GUSTAVO ADOLFO BÉCQUER VIII - Donde habita el olvido, por Vicente Adelantado Soriano, de Valencia, España



Durante los fines de semana, o en vacaciones, salgo a pasear. Lo hago por salud, tanto mental como física, y por resultarme imposible estar todo el santo día delante de los libros o del ordenador. Mis paseos son largos, muy largos. Procuro salir siempre antes de que se haga de día, cuando todavía las farolas están encendidas, y por las calles no hay ni un alma. De vez en cuando, muy de tarde en tarde, me suelo tropezar con la señora loca o con gente joven que regresa de alguna fiesta, o que en algún descampado bebe sin ton ni son, en tanto de algún coche, con las puertas abiertas, sale una música excesivamente alta, monótona y repetitiva. Enfrascados en sus cosas, los jóvenes me ignoran. Yo hago otro tanto. La mayoría de las veces, no obstante, no me tropiezo con nadie, salvo con la señora loca. Sea como sea, caminando, sueño, hablo y me sonrío o me pongo triste.

-Como dijo usted a veces se tiene alegre la tristeza y triste el vino.[1]
-Sí, con cosas que pasan. Es un misterio por qué, de vez en cuando, se levanta uno víctima de una tristeza infinita, y otras se tiene la sensación de acabar de nacer, de que el mundo es nuevo, bello y brillante.
-Y en el fondo parece que todo son espejismos. O rayos de luna, como decía el bueno de Manrique.[2]
-No le quepa duda de que es así. Aunque otras veces los enfados o las tristezas son más duraderos que las alegrías, y con una base más real, menos metafísica. Lo cual no quiere decir que sean más auténticos o importantes que los otros.
-Pero estos últimos, los que usted llama más reales, yo creo que obedecen a las frustraciones propias de la vida, a cuando no obtenemos aquello que creemos merecer.
-Donde creo que se producen esos grandes enfados es en la lucha política. En este terreno parece que nadie da su brazo a torcer... Una persona, al cabo de un tiempo, puede llegar a la conclusión de que no era tan inteligente como creía, y que, en verdad, no merecía el puesto al que pretendía llegar, o que sus sueños han sido rayos de luna. Puede ser que llegue a esta conclusión o a alguna parecida...
-Difícil se me hace aceptarlo. Para eso hace falta un grado de humildad que no está en los horizontes de todo el mundo.
-Pues esa humildad todavía es menor o más escasa cuando hablamos de política. Usted puede defender, por ejemplo, que Góngora era mejor poeta que Lope, y yo lo contrario. Y no creo que por eso lleguemos a las manos. Sin embargo, si hablamos de política, si somos de distinto credo, tal vez nos haga falta apelar a toda nuestra educación para no despedazarnos el uno al otro.

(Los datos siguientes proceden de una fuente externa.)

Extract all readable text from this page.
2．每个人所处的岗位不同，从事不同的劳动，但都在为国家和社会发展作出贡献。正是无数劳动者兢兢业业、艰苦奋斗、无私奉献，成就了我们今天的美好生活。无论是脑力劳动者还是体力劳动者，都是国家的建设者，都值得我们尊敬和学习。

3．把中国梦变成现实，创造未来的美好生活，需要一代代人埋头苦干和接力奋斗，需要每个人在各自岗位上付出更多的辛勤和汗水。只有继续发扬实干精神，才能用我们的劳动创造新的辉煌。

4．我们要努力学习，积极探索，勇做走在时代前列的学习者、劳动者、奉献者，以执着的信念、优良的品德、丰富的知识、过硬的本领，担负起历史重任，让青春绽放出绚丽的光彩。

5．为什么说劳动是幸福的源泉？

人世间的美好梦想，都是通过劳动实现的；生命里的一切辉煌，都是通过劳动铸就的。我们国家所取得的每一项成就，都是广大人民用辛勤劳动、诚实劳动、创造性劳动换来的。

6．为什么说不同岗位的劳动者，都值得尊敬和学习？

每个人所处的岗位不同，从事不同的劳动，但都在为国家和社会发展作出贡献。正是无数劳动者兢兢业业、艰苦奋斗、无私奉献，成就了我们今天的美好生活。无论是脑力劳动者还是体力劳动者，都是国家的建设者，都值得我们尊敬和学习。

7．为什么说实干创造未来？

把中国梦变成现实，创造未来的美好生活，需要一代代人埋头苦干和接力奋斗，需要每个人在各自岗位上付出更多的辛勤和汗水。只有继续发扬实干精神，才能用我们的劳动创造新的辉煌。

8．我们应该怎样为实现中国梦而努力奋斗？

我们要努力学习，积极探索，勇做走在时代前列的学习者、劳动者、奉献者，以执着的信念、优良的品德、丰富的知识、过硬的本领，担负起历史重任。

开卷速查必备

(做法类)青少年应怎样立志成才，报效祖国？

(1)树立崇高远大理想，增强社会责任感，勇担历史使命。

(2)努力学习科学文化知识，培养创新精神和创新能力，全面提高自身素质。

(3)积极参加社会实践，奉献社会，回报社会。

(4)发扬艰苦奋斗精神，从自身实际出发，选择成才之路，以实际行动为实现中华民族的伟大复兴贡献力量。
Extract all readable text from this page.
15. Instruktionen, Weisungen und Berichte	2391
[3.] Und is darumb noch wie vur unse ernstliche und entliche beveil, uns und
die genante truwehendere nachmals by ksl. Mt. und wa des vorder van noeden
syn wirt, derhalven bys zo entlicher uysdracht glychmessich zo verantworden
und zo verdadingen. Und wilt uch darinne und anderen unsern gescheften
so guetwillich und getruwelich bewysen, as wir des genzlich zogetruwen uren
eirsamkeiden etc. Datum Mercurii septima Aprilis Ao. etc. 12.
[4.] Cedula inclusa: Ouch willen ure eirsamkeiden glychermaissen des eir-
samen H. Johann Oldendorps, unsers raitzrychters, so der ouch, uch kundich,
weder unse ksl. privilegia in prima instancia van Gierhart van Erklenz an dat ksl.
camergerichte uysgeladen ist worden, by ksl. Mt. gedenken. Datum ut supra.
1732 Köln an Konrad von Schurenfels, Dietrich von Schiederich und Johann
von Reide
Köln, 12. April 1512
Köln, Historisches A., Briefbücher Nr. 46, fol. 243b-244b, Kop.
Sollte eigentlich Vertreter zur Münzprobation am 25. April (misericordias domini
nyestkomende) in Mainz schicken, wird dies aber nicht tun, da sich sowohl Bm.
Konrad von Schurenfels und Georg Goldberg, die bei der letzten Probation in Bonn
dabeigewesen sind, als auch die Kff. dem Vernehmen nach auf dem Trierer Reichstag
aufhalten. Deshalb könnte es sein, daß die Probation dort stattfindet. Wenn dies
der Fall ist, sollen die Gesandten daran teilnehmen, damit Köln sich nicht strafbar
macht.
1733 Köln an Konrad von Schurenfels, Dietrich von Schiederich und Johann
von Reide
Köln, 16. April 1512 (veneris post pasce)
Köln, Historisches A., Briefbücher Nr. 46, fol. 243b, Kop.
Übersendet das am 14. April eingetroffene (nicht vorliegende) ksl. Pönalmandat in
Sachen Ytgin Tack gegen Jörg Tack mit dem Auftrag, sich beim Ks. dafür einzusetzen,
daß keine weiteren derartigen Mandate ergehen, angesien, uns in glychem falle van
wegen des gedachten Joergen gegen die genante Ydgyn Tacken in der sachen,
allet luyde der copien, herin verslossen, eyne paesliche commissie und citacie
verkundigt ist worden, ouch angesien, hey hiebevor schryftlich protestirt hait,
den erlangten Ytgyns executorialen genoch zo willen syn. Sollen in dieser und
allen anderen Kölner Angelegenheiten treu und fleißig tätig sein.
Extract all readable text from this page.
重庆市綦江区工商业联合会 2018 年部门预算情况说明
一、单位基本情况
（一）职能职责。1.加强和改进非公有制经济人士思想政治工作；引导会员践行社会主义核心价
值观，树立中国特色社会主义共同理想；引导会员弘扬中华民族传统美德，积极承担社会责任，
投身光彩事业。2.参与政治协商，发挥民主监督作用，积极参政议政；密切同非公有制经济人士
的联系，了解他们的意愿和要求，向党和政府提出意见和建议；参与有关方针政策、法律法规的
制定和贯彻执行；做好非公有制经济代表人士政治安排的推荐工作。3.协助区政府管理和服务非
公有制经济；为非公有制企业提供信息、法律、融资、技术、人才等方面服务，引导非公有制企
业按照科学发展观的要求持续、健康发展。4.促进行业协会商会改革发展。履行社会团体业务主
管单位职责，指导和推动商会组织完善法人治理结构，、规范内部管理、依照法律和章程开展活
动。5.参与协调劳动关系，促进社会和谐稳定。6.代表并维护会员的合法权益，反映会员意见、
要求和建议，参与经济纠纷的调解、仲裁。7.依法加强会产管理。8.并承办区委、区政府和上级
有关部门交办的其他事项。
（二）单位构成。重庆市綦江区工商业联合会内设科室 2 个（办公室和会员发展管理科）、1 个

-Yo ya no despedazo a nadie, don Gustavo. Hay cosas sobre las que ya no discuto porque lo único que quiero es retirarme de este mundo.
-No es de su agrado.
-No.
-Bien, pero no personalicemos. ¿Por qué cree que se despiertan las más bajas pasiones cuando se habla de política?
-Tal vez porque de política, al parecer, todos entendemos. ¿No se acuerda usted del famoso diálogo de Platón, Protágoras?
-No, no me acuerdo muy bien.
-Los hombres, en un principio, vivían dispersos. Y cuando se juntaban, se atacaban entre sí. A fin de evitarlo, Zeus encargó a Hermes que diera a los hombres el sentido moral y de la justicia.
-Y al parecer, el señor Hermes hizo lo que le dio la gana.
-Hermes no tenía muy claro lo que debía hacer. Le preguntó a Zeus si ese reparto de sentido moral y de justicia tenía que ser como los anteriores, es decir: unos sirven para médicos, otros para poetas, los de más allá para arquitectos, etc. “¿También ahora la justicia y el sentido moral los infundiré así a los humanos, o los reparto a todos?” “A todos, dijo Zeus, y que todos sean partícipes. Pues no habría ciudades, si sólo algunos de ellos participaran, como de los otros conocimientos. Además, impón una ley por mi parte: que al incapaz de participar del honor y de la justicia lo eliminen como a una enfermedad de la ciudad.”[3]
-¡Qué tiempos aquellos! Hoy todo el mundo no sólo tiene un claro concepto de la justicia y de la política, sino de cualquier cosa que se tercie.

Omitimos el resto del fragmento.